After many years in film I am relatively new to the world of HD video. I'm shooting with a Panasonic HDX900. It has three settings for the gain control (low, medium, high). What "EXACTLY" does the gain control do, and what effect does each setting have?
What do GAIN controls on a Panasonic HDX900 actually do?
1 reply to this topic
Posted 01 September 2008 - 10:36 AM
Think of an audio amplifier. Want the music louder, you turn up the volume. Video gain is just that, a gain control for an amplifier in the video circuit. Think of film and how you can push and pull your exposure except film has much more logarithmic method than video and often more tolarable range.
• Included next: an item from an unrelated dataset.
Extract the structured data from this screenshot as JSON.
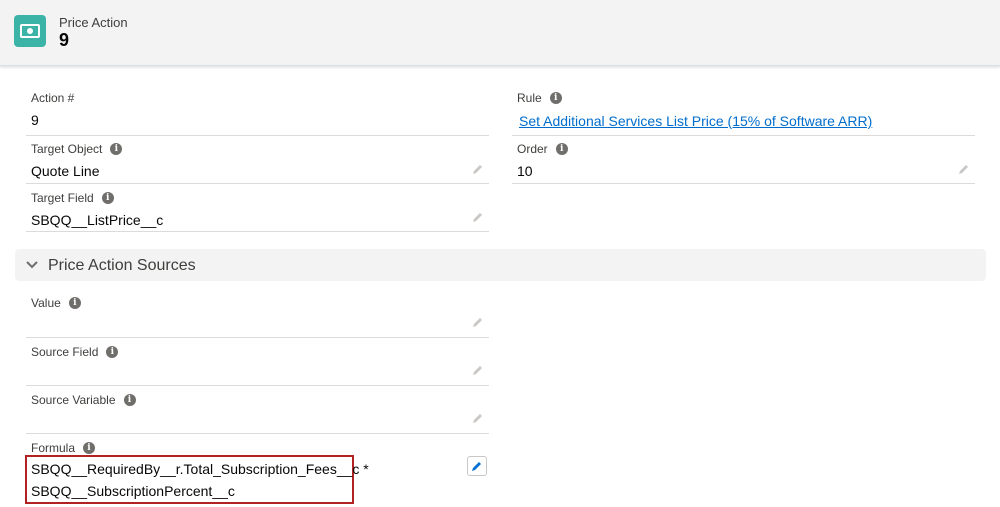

Like an audio amplifier, gain affects elements that might not be desirable outside of your signal. Just as an amplifier on a stereo can cause distortion, as you amplify the video signal, you create noise. Video cameras use terms such as 3db, 6 db, etc. So each is a logarithmic amplification of the last. But different manufacturers have different results in terms of how black and how clean a picture looks at 0 db for instance as each step of the gain control in their cameras is based on their formulas. So you can not simply say that 0 db on a Sony camera is the same as it is on a Panasonic camera. +3 on a Sony is often noiser than +3 on a Panasonic. Basically you want to shoot at a setting that is as noise free in the blacks as possible for normal exposure. You would understand the range of blacks and tolerences to noise with gain by setting a baseline on a waveform monitor and a chip chart to see what blacks and how many steps of black is accomplishable and what is desireable to your taste. And perhaps you want a bit of noise so you could shoot with the next gain setting. It's a matter of taste. Most people push video gain when there is less light and less exposure. You are affecting exposure index of video with the gain control albiet amplifying everything including elements of a picture that are less desireable, namely noise.